Foto | Pablo Jacob/Agência O Globo/08-02-2021

Jair Bolsonaro não enfrentou grandes obstáculos para aprovar no conselho da Petrobras a convocação de uma assembleia de acionistas para substituir o presidente da estatal, mas isso não significa que a troca de comando será tranquila. No final da manhã de hoje, os conselheiros decidiram por unanimidade interpelar o presidente da República a respeito das declarações que deu nos últimos dias sobre a gestão da empresa. Até mesmo os mais fiéis a Bolsonaro, como o presidente do colegiado, o almirante Eduardo Bacellar Leal Ferreira, chancelaram a iniciativa.

A decisão constará em ata e será comunicada ao jurídico da companhia. Desde que anunciou que substituiria o atual presidente da estatal, Roberto Castello Branco, pelo general Joaquim da Silva e Luna, Bolsonaro deu entrevistas dizendo que o salário de Castello Branco é alto demais, que ele está há 11 meses em casa sem trabalhar e que a política de combustíveis da companhia é uma caixa preta. “Coisas erradas estão acontecendo”, declarou o presidente. Agora, a Petrobras vai pedir formalmente que o presidente da República confirme o que disse. Como a interpelação não tem caráter de ordem judicial, Bolsonaro pode não respondê-la. Isso porém, não impede que ele venha a ser processado pelo que disse.
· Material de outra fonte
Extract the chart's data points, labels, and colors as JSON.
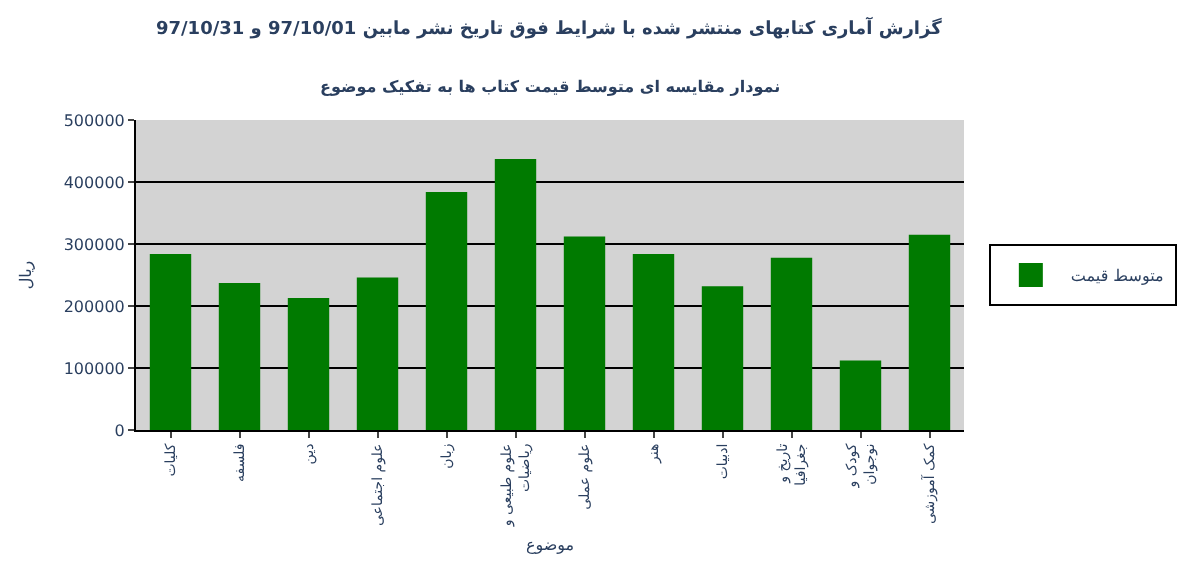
{
  "chart_data": {
    "type": "bar",
    "title": "گزارش آماری کتابهای منتشر شده با شرایط فوق تاریخ نشر مابین 97/10/01 و 97/10/31",
    "subtitle": "نمودار مقایسه ای متوسط قیمت کتاب ها به تفکیک موضوع",
    "xlabel": "موضوع",
    "ylabel": "ریال",
    "categories": [
      "کلیات",
      "فلسفه",
      "دین",
      "علوم اجتماعی",
      "زبان",
      "علوم طبیعی و ریاضیات",
      "علوم عملی",
      "هنر",
      "ادبیات",
      "تاریخ و جغرافیا",
      "کودک و نوجوان",
      "کمک آموزشی"
    ],
    "series": [
      {
        "name": "متوسط قیمت",
        "color": "#007a00",
        "values": [
          284000,
          237000,
          213000,
          246000,
          384000,
          437000,
          312000,
          284000,
          232000,
          278000,
          112000,
          315000
        ]
      }
    ],
    "ylim": [
      0,
      500000
    ],
    "yticks": [
      0,
      100000,
      200000,
      300000,
      400000,
      500000
    ],
    "grid": "y",
    "legend": "right"
  }
}
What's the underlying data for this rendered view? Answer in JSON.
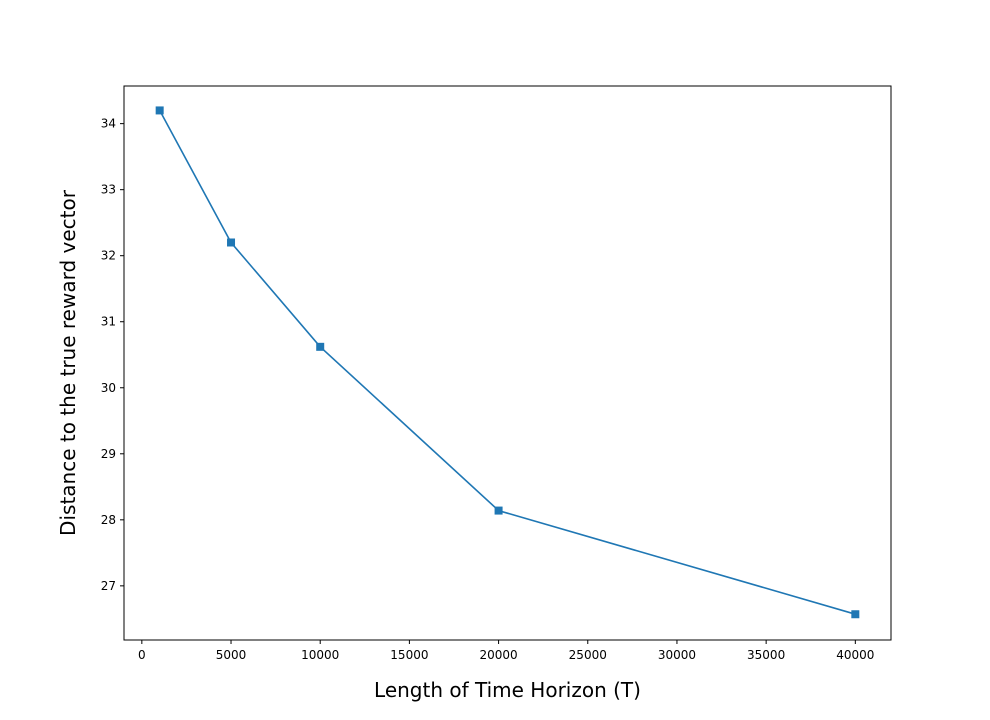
{
  "chart_data": {
    "type": "line",
    "title": "",
    "xlabel": "Length of Time Horizon (T)",
    "ylabel": "Distance to the true reward vector",
    "xlim": [
      -1000,
      42000
    ],
    "ylim": [
      26.18,
      34.57
    ],
    "x_ticks": [
      0,
      5000,
      10000,
      15000,
      20000,
      25000,
      30000,
      35000,
      40000
    ],
    "y_ticks": [
      27,
      28,
      29,
      30,
      31,
      32,
      33,
      34
    ],
    "grid": false,
    "legend": "none",
    "series": [
      {
        "color": "#1f77b4",
        "marker": "square",
        "x": [
          1000,
          5000,
          10000,
          20000,
          40000
        ],
        "y": [
          34.2,
          32.2,
          30.62,
          28.14,
          26.57
        ]
      }
    ]
  }
}
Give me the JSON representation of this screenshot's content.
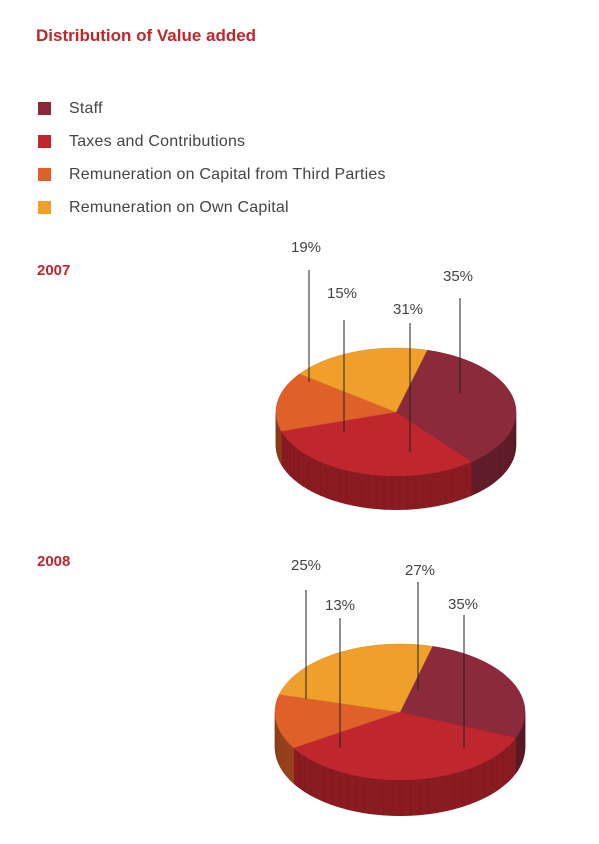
{
  "title": "Distribution of Value added",
  "legend": [
    {
      "label": "Staff",
      "color": "#8a2a3b"
    },
    {
      "label": "Taxes and Contributions",
      "color": "#c0262e"
    },
    {
      "label": "Remuneration on Capital from Third Parties",
      "color": "#e0602a"
    },
    {
      "label": "Remuneration on Own Capital",
      "color": "#f0a02a"
    }
  ],
  "chart_data": [
    {
      "type": "pie",
      "year": "2007",
      "categories": [
        "Staff",
        "Taxes and Contributions",
        "Remuneration on Capital from Third Parties",
        "Remuneration on Own Capital"
      ],
      "values": [
        35,
        31,
        15,
        19
      ],
      "labels": [
        "35%",
        "31%",
        "15%",
        "19%"
      ]
    },
    {
      "type": "pie",
      "year": "2008",
      "categories": [
        "Staff",
        "Taxes and Contributions",
        "Remuneration on Capital from Third Parties",
        "Remuneration on Own Capital"
      ],
      "values": [
        27,
        35,
        13,
        25
      ],
      "labels": [
        "27%",
        "35%",
        "13%",
        "25%"
      ]
    }
  ]
}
Na prática, a interpelação representa uma chance de ele se retratar, evitando maiores complicações. No fundo, nenhum conselheiro acredita que ele o faça.
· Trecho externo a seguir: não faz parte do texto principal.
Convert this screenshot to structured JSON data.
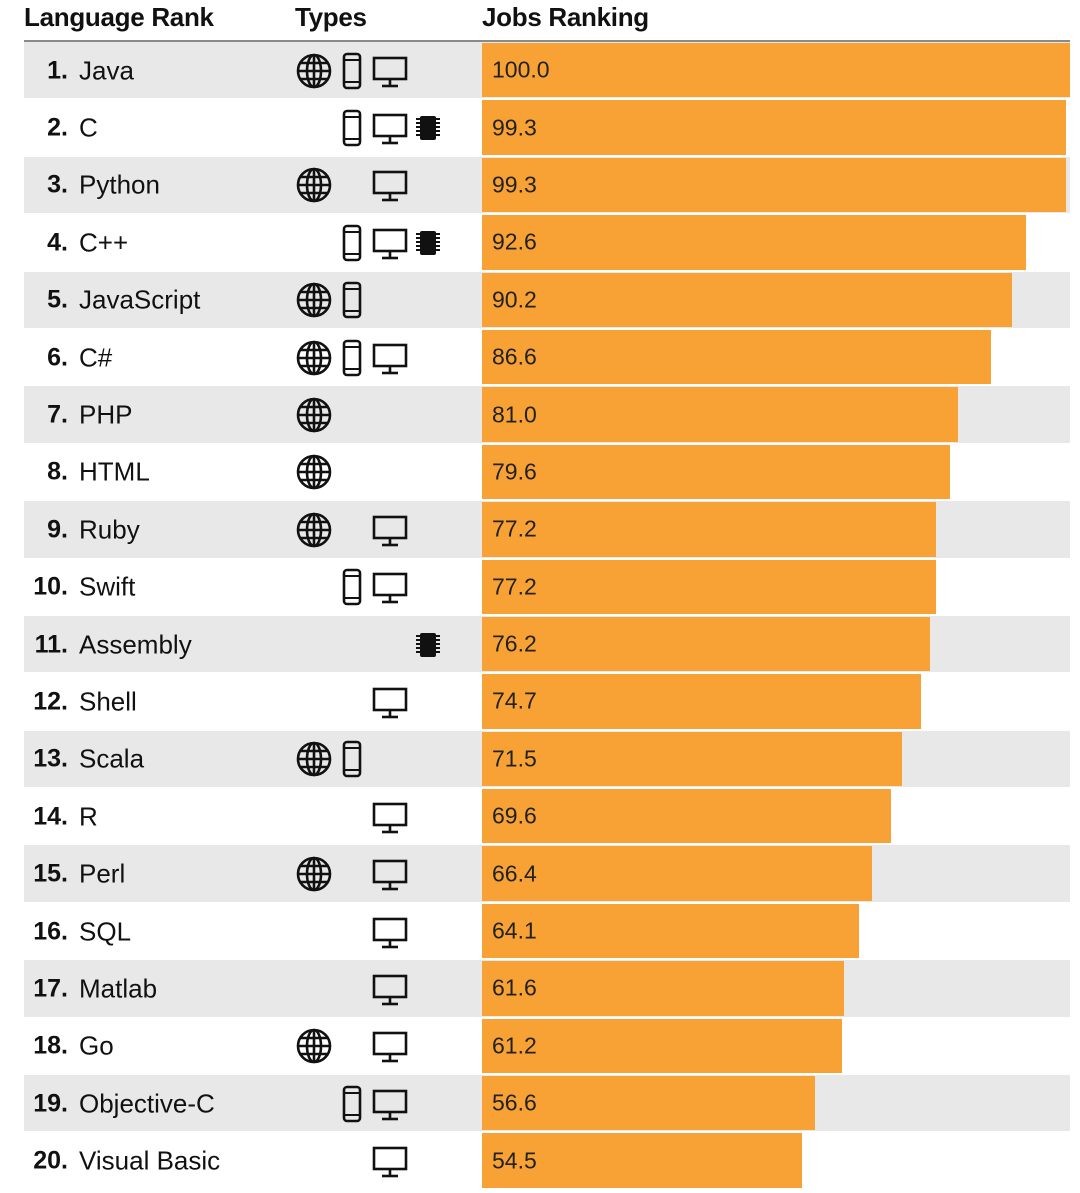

A iniciativa é inédita na história da Petrobras e um tanto inusitada, já que, na qualidade de presidente da República, Jair Bolsonaro representa a União, o maior acionista da petroleira. Apesar de certo constrangimento entre alguns conselheiros mais próximos do presidente — e da preocupação de não dar à decisão caráter de enfrentamento com o governo —, todos concordaram que a interpelação é necessária, dado o dever do conselho de zelar pela imagem e pelas ações da companhia. Em razão dos prejuízos que o tumulto político provocou para a petroleira e seus acionistas, só nos últimos dias um juiz federal de Minas Gerais deu 72 horas a Bolsonaro para explicar as mudanças na estatal; a Comissão de Valores Mobiliários abriu duas investigações; o Ministério Público junto ao Tribunal de Contas da União pediu que a corte avalie e julgue a troca de comando na empresa; e investidores estrangeiros começaram a preparar ações coletivas contra a Petrobras nos Estados Unidos.
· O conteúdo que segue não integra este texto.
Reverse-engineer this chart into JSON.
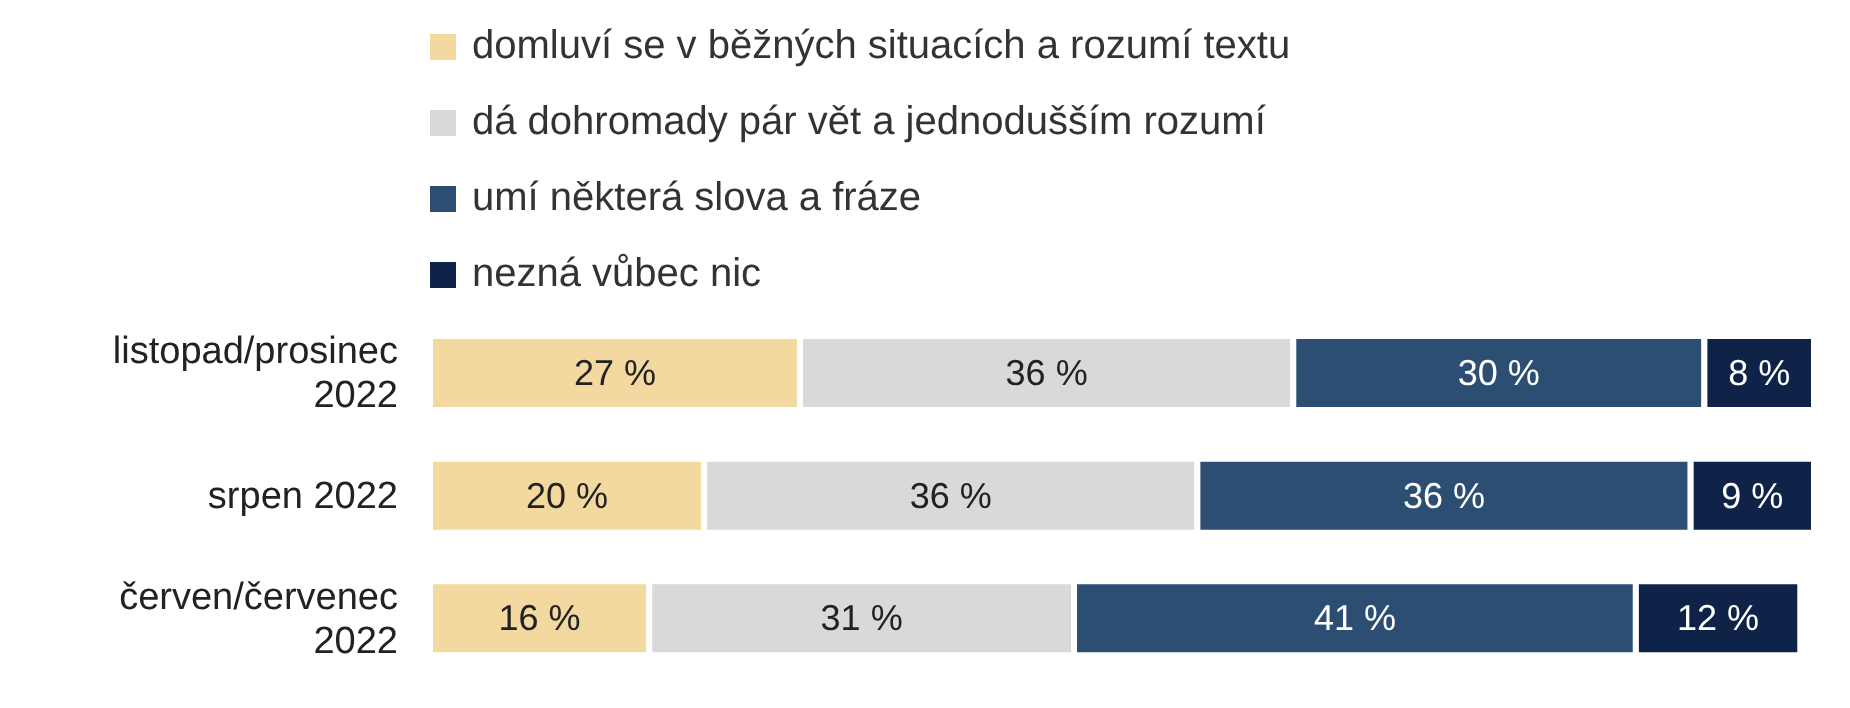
{
  "chart_data": {
    "type": "bar",
    "orientation": "horizontal",
    "stacked": true,
    "legend": "top left",
    "categories": [
      "listopad/prosinec 2022",
      "srpen 2022",
      "červen/červenec 2022"
    ],
    "series": [
      {
        "name": "domluví se v běžných situacích a rozumí textu",
        "color": "#f3d9a0",
        "values": [
          27,
          20,
          16
        ],
        "value_labels": [
          "27 %",
          "20 %",
          "16 %"
        ]
      },
      {
        "name": "dá dohromady pár vět a jednodušším rozumí",
        "color": "#d9d9d9",
        "values": [
          36,
          36,
          31
        ],
        "value_labels": [
          "36 %",
          "36 %",
          "31 %"
        ]
      },
      {
        "name": "umí některá slova a fráze",
        "color": "#2d4e73",
        "values": [
          30,
          36,
          41
        ],
        "value_labels": [
          "30 %",
          "36 %",
          "41 %"
        ]
      },
      {
        "name": "nezná vůbec nic",
        "color": "#0e2347",
        "values": [
          8,
          9,
          12
        ],
        "value_labels": [
          "8 %",
          "9 %",
          "12 %"
        ]
      }
    ]
  }
}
Vários conselheiros indicados pelo governo, que construíram carreiras no mercado financeiro ou em empresas privadas, se preocupam com as consequências dessas ações sobre seu patrimônio e sua ficha judicial. No final de semana, depois que Bolsonaro anunciou a troca, alguns desses conselheiros chegaram a se reunir com seus advogados pessoais para avaliar o risco de se tornarem réus e de eventualmente serem condenados e terem contas bloqueadas em função dessas ações. Embora não esteja sendo feita com esse fim, a interpelação de Bolsonaro pode vir a servir, no futuro, como uma resposta a questionamentos sobre a postura desses conselheiros diante das ações do governo federal e de seus efeitos sobre o patrimônio da Petrobras.